Ong Nguoi had seen it all.   Born in Central Vietnam near Qui Nhon, he joined the Vietminh in the 1930’s to help expel the French from Indochina.   

When the French were gone, he refused to join the Viet Cong resistance to the Americans.   He had become disillusioned with the communists.  In addition, he wanted to provide a good life for a growing family which by 1960 numbered nine children. 

Still, always a practical man,  grandfather quietly stayed in touch with his older brother who had gone to Hanoi to work his way up as a party apparatchik. 

With independent South Vietnam developing a capitalist future, Ong Nguoi turned his sharp mind to business and built a prosperous trade in hardwood timber for the Japanese market.   He bought homes for his large family in Qui Nhon, Nha Trang, and Saigon.

In war, three sons served in the South Vietnamese army.  All of them made it home.

Outside the home where incense burned for grandfather, thousands of Vietnamese rehearsed celebrations marking the 30th anniversary of the fall of Saigon.    They marched about the city centre.   This year’s was not like the usual military parades I have watched on past anniversaries.  This year thousands of young people, none with any memory of war, assembled a flotilla of floats celebrating commerce, technology, the IT revolution, foreign investment, and tourism. 

In front of the old French Opera House, extraordinarily lithe and handsome fashion models strutted around Lam Son Square.  Down near Doc Lap (Independence) Palace (renamed Re-unificationPalace by the Communists), an army of young men representing the hotel and restaurant industry shouldered seven foot high papier-mâché forks, knives and spoons.

 I imagine Ong Nguoi’s spirit soaring above, observing all this.  I can see him stroking his straggly Ho Chi Minh style beard, chuckling at this glorious socialist-capitalist nonsense.

 Right up until a week before his death, Grandfather walked the streets of Saigon with a sprightly step.   He smiled at the pretty girls in their Ao-dais.   He noted the city’s vigor, its renewed prosperity.   His children and grandchildren who had fled Vietnam had returned to invest in local business and buy property.

Ong Nguoi also knew that many Vietnamese are afflicted with a collective amnesia about their recent past.   Grandfather though was not one to forget.

 He knew that for most Vietnamese, much of the last 30 years were times of profound suffering.  During a dark period of total mismanagement, Hanoi’s intransigent mandarins insisted on forced collectivization and punishment for anyone who had enjoyed the advantages of life under the old Saigon regime.

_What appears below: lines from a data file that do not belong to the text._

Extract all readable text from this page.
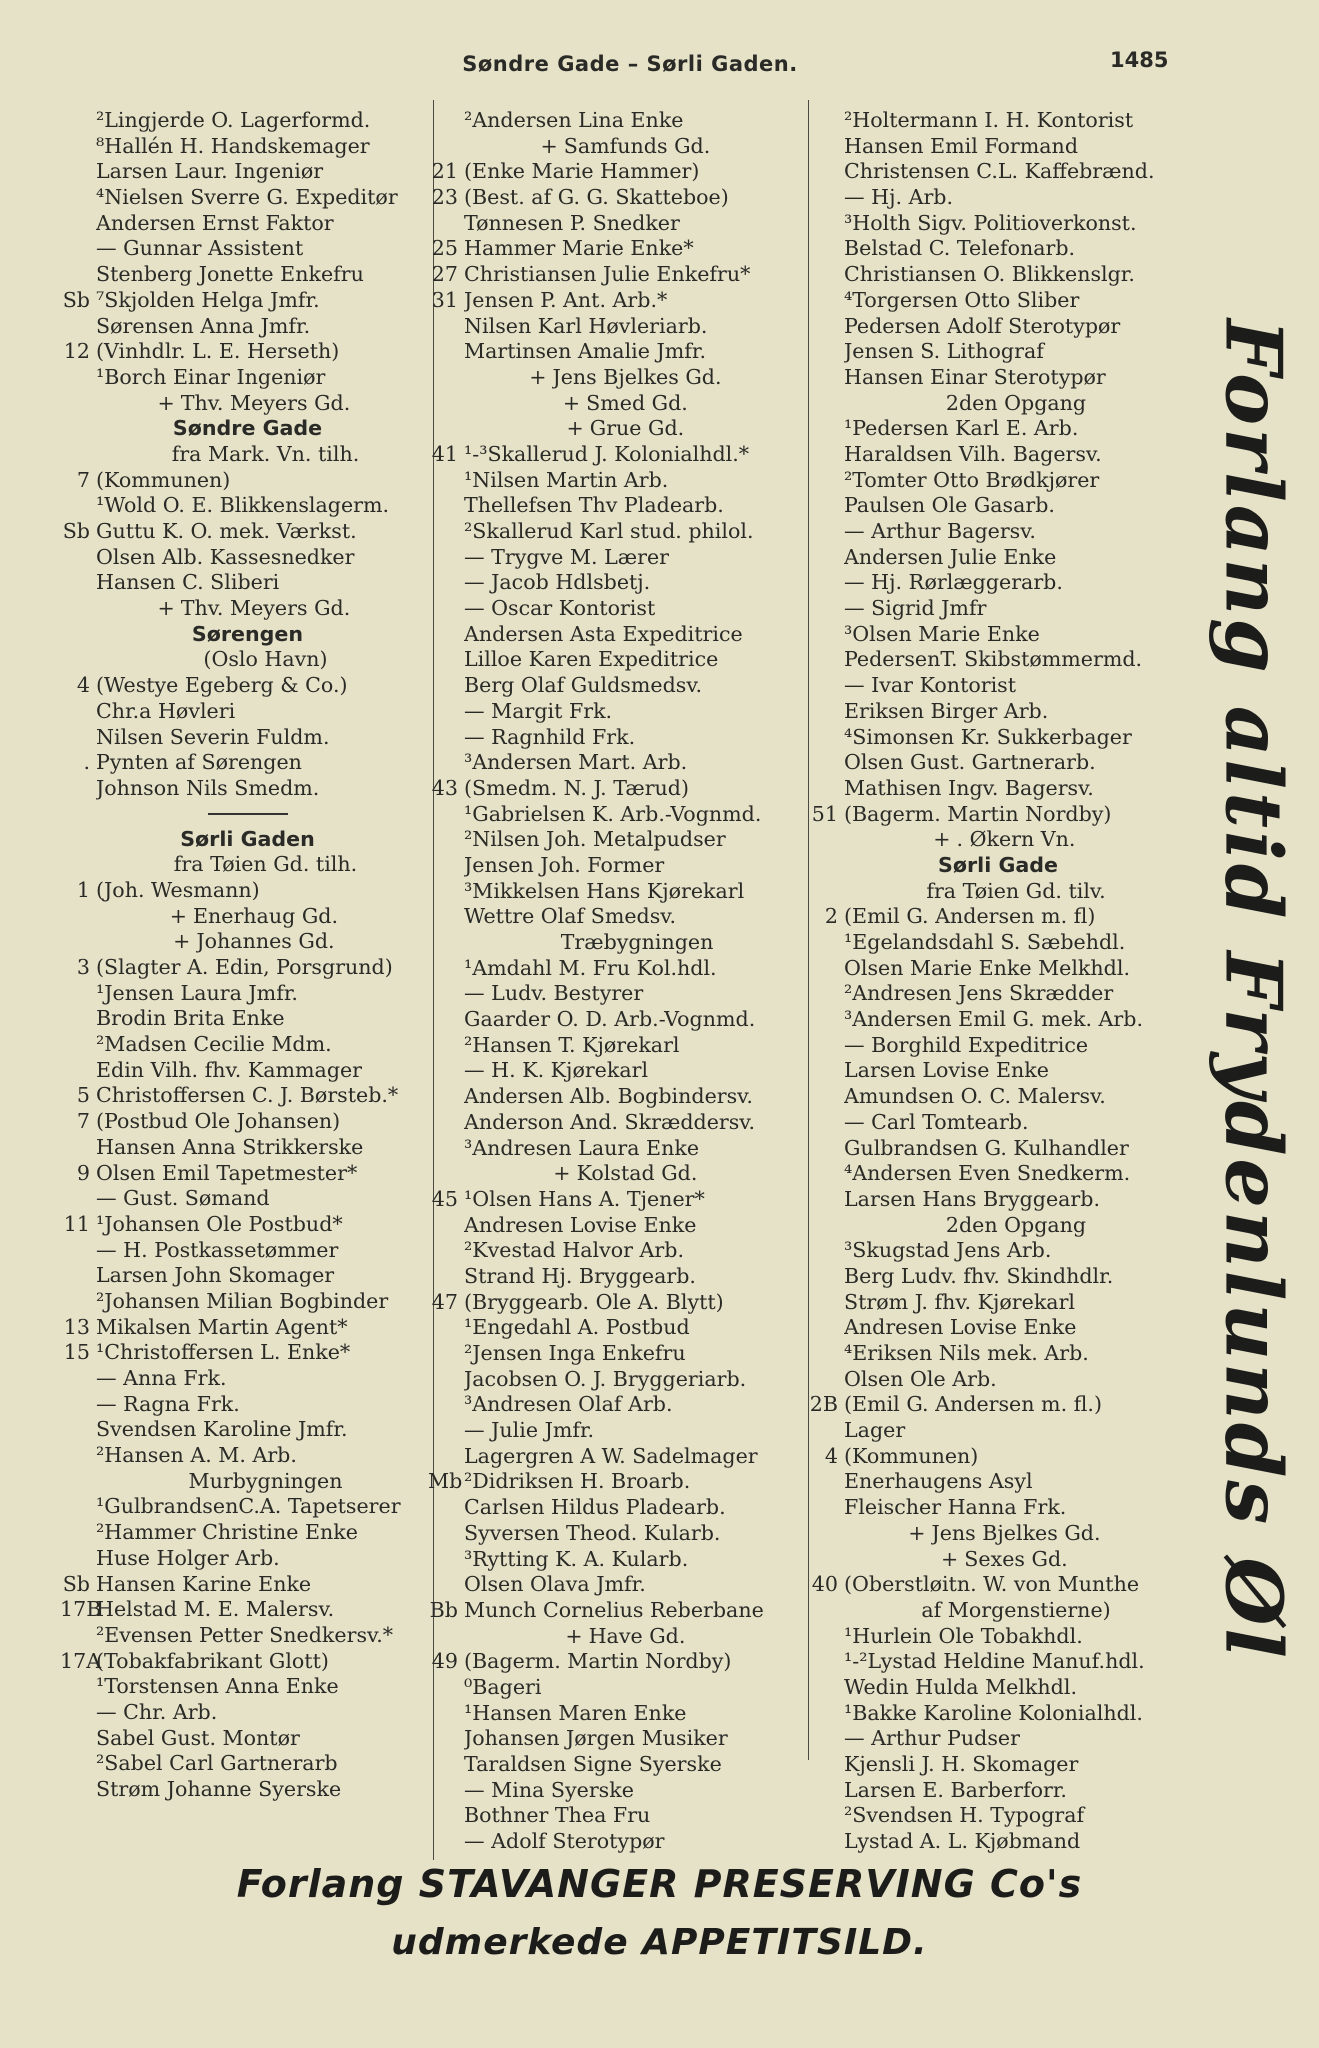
Søndre Gade – Sørli Gaden.	1485
²Lingjerde O. Lagerformd.
⁸Hallén H. Handskemager
Larsen Laur. Ingeniør
⁴Nielsen Sverre G. Expeditør
Andersen Ernst Faktor
— Gunnar Assistent
Stenberg Jonette Enkefru
Sb ⁷Skjolden Helga Jmfr.
Sørensen Anna Jmfr.
12 (Vinhdlr. L. E. Herseth)
¹Borch Einar Ingeniør
+ Thv. Meyers Gd.
Søndre Gade
fra Mark. Vn. tilh.
7 (Kommunen)
¹Wold O. E. Blikkenslagerm.
Sb Guttu K. O. mek. Værkst.
Olsen Alb. Kassesnedker
Hansen C. Sliberi
+ Thv. Meyers Gd.
Sørengen
(Oslo Havn)
4 (Westye Egeberg & Co.)
Chr.a Høvleri
Nilsen Severin Fuldm.
. Pynten af Sørengen
Johnson Nils Smedm.
Sørli Gaden
fra Tøien Gd. tilh.
1 (Joh. Wesmann)
+ Enerhaug Gd.
+ Johannes Gd.
3 (Slagter A. Edin, Porsgrund)
¹Jensen Laura Jmfr.
Brodin Brita Enke
²Madsen Cecilie Mdm.
Edin Vilh. fhv. Kammager
5 Christoffersen C. J. Børsteb.*
7 (Postbud Ole Johansen)
Hansen Anna Strikkerske
9 Olsen Emil Tapetmester*
— Gust. Sømand
11 ¹Johansen Ole Postbud*
— H. Postkassetømmer
Larsen John Skomager
²Johansen Milian Bogbinder
13 Mikalsen Martin Agent*
15 ¹Christoffersen L. Enke*
— Anna Frk.
— Ragna Frk.
Svendsen Karoline Jmfr.
²Hansen A. M. Arb.
Murbygningen
¹GulbrandsenC.A. Tapetserer
²Hammer Christine Enke
Huse Holger Arb.
Sb Hansen Karine Enke
17B
Helstad M. E. Malersv.
²Evensen Petter Snedkersv.*
17A
(Tobakfabrikant Glott)
¹Torstensen Anna Enke
— Chr. Arb.
Sabel Gust. Montør
²Sabel Carl Gartnerarb
Strøm Johanne Syerske
²Andersen Lina Enke
+ Samfunds Gd.
21 (Enke Marie Hammer)
23 (Best. af G. G. Skatteboe)
Tønnesen P. Snedker
25 Hammer Marie Enke*
27 Christiansen Julie Enkefru*
31 Jensen P. Ant. Arb.*
Nilsen Karl Høvleriarb.
Martinsen Amalie Jmfr.
+ Jens Bjelkes Gd.
+ Smed Gd.
+ Grue Gd.
41 ¹-³Skallerud J. Kolonialhdl.*
¹Nilsen Martin Arb.
Thellefsen Thv Pladearb.
²Skallerud Karl stud. philol.
— Trygve M. Lærer
— Jacob Hdlsbetj.
— Oscar Kontorist
Andersen Asta Expeditrice
Lilloe Karen Expeditrice
Berg Olaf Guldsmedsv.
— Margit Frk.
— Ragnhild Frk.
³Andersen Mart. Arb.
43 (Smedm. N. J. Tærud)
¹Gabrielsen K. Arb.-Vognmd.
²Nilsen Joh. Metalpudser
Jensen Joh. Former
³Mikkelsen Hans Kjørekarl
Wettre Olaf Smedsv.
Træbygningen
¹Amdahl M. Fru Kol.hdl.
— Ludv. Bestyrer
Gaarder O. D. Arb.-Vognmd.
²Hansen T. Kjørekarl
— H. K. Kjørekarl
Andersen Alb. Bogbindersv.
Anderson And. Skræddersv.
³Andresen Laura Enke
+ Kolstad Gd.
45 ¹Olsen Hans A. Tjener*
Andresen Lovise Enke
²Kvestad Halvor Arb.
Strand Hj. Bryggearb.
47 (Bryggearb. Ole A. Blytt)
¹Engedahl A. Postbud
²Jensen Inga Enkefru
Jacobsen O. J. Bryggeriarb.
³Andresen Olaf Arb.
— Julie Jmfr.
Lagergren A W. Sadelmager
Mb ²Didriksen H. Broarb.
Carlsen Hildus Pladearb.
Syversen Theod. Kularb.
³Rytting K. A. Kularb.
Olsen Olava Jmfr.
Bb Munch Cornelius Reberbane
+ Have Gd.
49 (Bagerm. Martin Nordby)
⁰Bageri
¹Hansen Maren Enke
Johansen Jørgen Musiker
Taraldsen Signe Syerske
— Mina Syerske
Bothner Thea Fru
— Adolf Sterotypør
²Holtermann I. H. Kontorist
Hansen Emil Formand
Christensen C.L. Kaffebrænd.
— Hj. Arb.
³Holth Sigv. Politioverkonst.
Belstad C. Telefonarb.
Christiansen O. Blikkenslgr.
⁴Torgersen Otto Sliber
Pedersen Adolf Sterotypør
Jensen S. Lithograf
Hansen Einar Sterotypør
2den Opgang
¹Pedersen Karl E. Arb.
Haraldsen Vilh. Bagersv.
²Tomter Otto Brødkjører
Paulsen Ole Gasarb.
— Arthur Bagersv.
Andersen Julie Enke
— Hj. Rørlæggerarb.
— Sigrid Jmfr
³Olsen Marie Enke
PedersenT. Skibstømmermd.
— Ivar Kontorist
Eriksen Birger Arb.
⁴Simonsen Kr. Sukkerbager
Olsen Gust. Gartnerarb.
Mathisen Ingv. Bagersv.
51 (Bagerm. Martin Nordby)
+ . Økern Vn.
Sørli Gade
fra Tøien Gd. tilv.
2 (Emil G. Andersen m. fl)
¹Egelandsdahl S. Sæbehdl.
Olsen Marie Enke Melkhdl.
²Andresen Jens Skrædder
³Andersen Emil G. mek. Arb.
— Borghild Expeditrice
Larsen Lovise Enke
Amundsen O. C. Malersv.
— Carl Tomtearb.
Gulbrandsen G. Kulhandler
⁴Andersen Even Snedkerm.
Larsen Hans Bryggearb.
2den Opgang
³Skugstad Jens Arb.
Berg Ludv. fhv. Skindhdlr.
Strøm J. fhv. Kjørekarl
Andresen Lovise Enke
⁴Eriksen Nils mek. Arb.
Olsen Ole Arb.
2B (Emil G. Andersen m. fl.)
Lager
4 (Kommunen)
Enerhaugens Asyl
Fleischer Hanna Frk.
+ Jens Bjelkes Gd.
+ Sexes Gd.
40 (Oberstløitn. W. von Munthe
af Morgenstierne)
¹Hurlein Ole Tobakhdl.
¹-²Lystad Heldine Manuf.hdl.
Wedin Hulda Melkhdl.
¹Bakke Karoline Kolonialhdl.
— Arthur Pudser
Kjensli J. H. Skomager
Larsen E. Barberforr.
²Svendsen H. Typograf
Lystad A. L. Kjøbmand
Forlang altid Frydenlunds Øl
Forlang STAVANGER PRESERVING Co's
udmerkede APPETITSILD.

 Modeled after China’s economic policies, Vietnam’s reforms came late - only in the past ten to 15 years.   Only in very recent years have businessmen received some measure of respect and have overseas Vietnamese (Viet Kieu) been truly welcomed home.   The Viet Kieu  now bring to the Vietnamese economy at least 3 billion dollars each year.

 Before 1990, grandfather and other capitalists, their businesses shut down, their properties confiscated, lived as pariahs in Vietnamese society.

 Immediately after the fall of Saigon, grandfather, fearing arrest, fled his home and with his youngest son, went into hiding in the forests which for twenty years had supported his timber business.    He emerged years later, contacted his brother in Hanoi, and managed to reach an accommodation.  By keeping quiet he was spared further reprisals.

 By then, his daughter (my wife), and other children had fled the country.           

 They became part of a flood of boat people which reached a horrible crescendo in the mid 1980’s. 

 Ong Nguoi’s oldest daughter died a painful death on an Indonesian island after a harrowing boat journey from coastal Vietnam.  

 As I look back on the 15 years I knew him and the 30 years since I watched North Vietnamese forces capture the city of Saigon, I imagine the spirit of Ong Nguoi hovering above the spectacle of modern Vietnam, urging the young generation not to forget the past.